The Bangalore Apache Hadoop Meetup group, with over 3400 members who share common interests and ideas in the Hadoop ecosystem, brings together a community of practitioners and developers at Bangalore. The talks at this meetup cover a variety of topics related to the Hadoop ecosystem, such as Data Science workloads, Big Data-Driven Applications, SQL on Hadoop, YARN workloads — the list is endless.
The most recent meetup of the group was held on July 28, 2018 at LinkedIn, Bangalore. Over a hundred enthusiastic participants attended this meetup on a busy weekend. The Twitter feed about the meetup was also busy with a lot of tweets. You can seen them here:
Talk 1 Ozone: Object Store in Apache Hadoop
The meetup kick started with an overview of the Ozone File system. Mukul Kumar Singh and Nandakumar from Hortonworks shared a quick overview of the new Ozone File System (HDDS) and its capabilities.
One of the major challenges with HDFS is managing small files, which can also affect scalability. Ozone, which belongs to the Apache Hadoop ecosystem, is an object store to help address the scalability issues in HDFS. Ozone is also HDFS-compatible, and therefore, downstream projects can use it without any client modifications.

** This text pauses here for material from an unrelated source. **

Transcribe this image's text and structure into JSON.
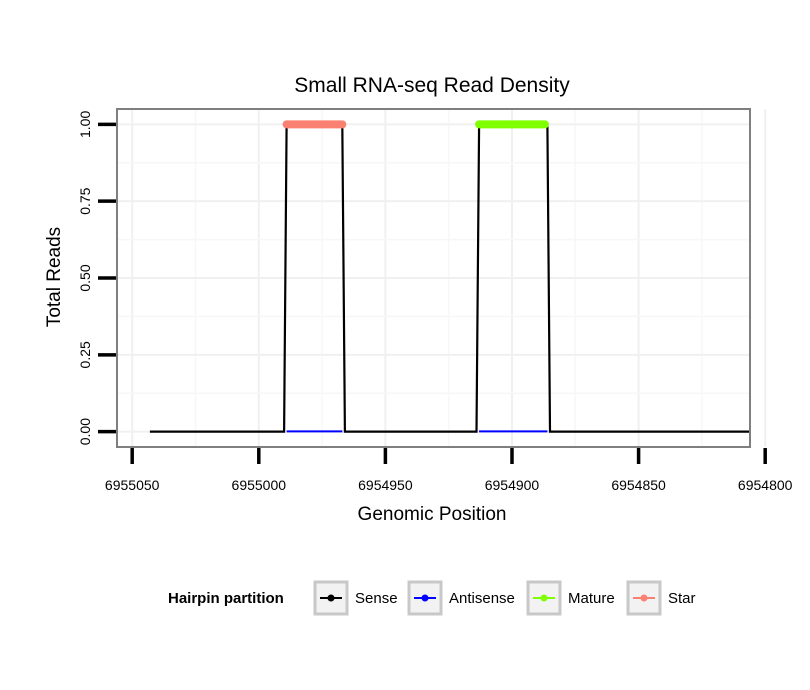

Talk 2 Sorcerer – Myntra’s Self-Serve Data Ingestion Platform
Deepak Batra from Myntra (one of the largest online shopping platforms for fashion and lifestyle in India) presented an overview of Sorcerer — the latest Data Ingestion Platform which is running on the production clusters at Myntra.
Sorcerer uses Apache Gobblin as core of the Data Ingestion framework that runs on the Apache Hadoop YARN resource management platform. It also uses Debezium, an open source distributed platform to capture data changes) for MySQL, which is over 20 million in an hour. Sorcerer also uses Hive Metastore for Data Discovery with its compaction and snapshot features.
Myntra’s complete data ingestion as of today is done by using Sorcerer. More features are being planned for its querying capabilities in the near future.
Talk 3 Scaling and Managing Capacity for the Linkedin grid ecosystem
Linkedin has one of the largest Hadoop clusters in production. Rahul Jain from LinkedIn gave an impressive overview of LinkedIn clusters and how they use the cluster to power various cool LinkedIn features such as People You May Know and Linkedin Learning.
Rahul introduced us to the cluster that runs Azkaban, a batch workflow job scheduler created at LinkedIn for Hadoop jobs on YARN platform.
Rahul shared use cases that are essential for a cluster administrator and showcased a new user interface that extracts complex metrics from a Hadoop cluster. This UI collects various cluster metrics from components such as YARN, History Server, and HDFS, and correlates them on a dashboard. This dashboard, named GridView, provides an intuitive user experience that helps cluster administrators understand how their clusters are running at any given point in time and provide relevant answers to pressing questions such as “Why is my job running slow today?”
Talk 4 Implementation and Performance Impact of Join Order, Dynamic Filter, and Cost Estimation of Queries in Presto
Rajat Venkatesh from Qubole presented an interesting talk on the performance impact of various join statements in Presto.
In this talk, Rajat covered various types of joins and optimizing them using Dynamic Filtering. Dynamic filtering leads to about 30% improvement in performance as columns that are not present in a table can be filtered from another related table at run time.
Talk 5 Apache Hadoop 3 Insights and Migrating your Clusters from Hadoop 2 to Hadoop 3 by Sunil Govindan (@sunilgovind) and Rohith Sharma K S (@rohithsharmaks) from Hortonworks
We presented a detailed overview of Hadoop 3 features that are available in the Hadoop 3.1 release. We also provided an informative preview of the upcoming features in YARN.
In this session, we also covered the migration use case from Hadoop 2 clusters to Hadoop 3. This intends to help users who plan to migrate their clusters to Hadoop 3 and use the latest features. To address the challenges associated with migration of platforms, we provided a detailed upgrade plan with the configuration, shell script, and command changes that help in simplifying upgrade process.
We recommend Express Upgrade to migrate to Hadoop 3.
All the sessions that we attended were informative and diversified. There were very good ‘industry-wide’ discussions with all the speakers and participants who shared their experiences of running Hadoop clusters in production environment for various workloads and also provided everyone with more use cases to solve for the future.
With a delicious lunch arranged by Linkedin Bangalore team, we said goodbye to each other until we meet for the next Hadoop Meetup at Bangalore!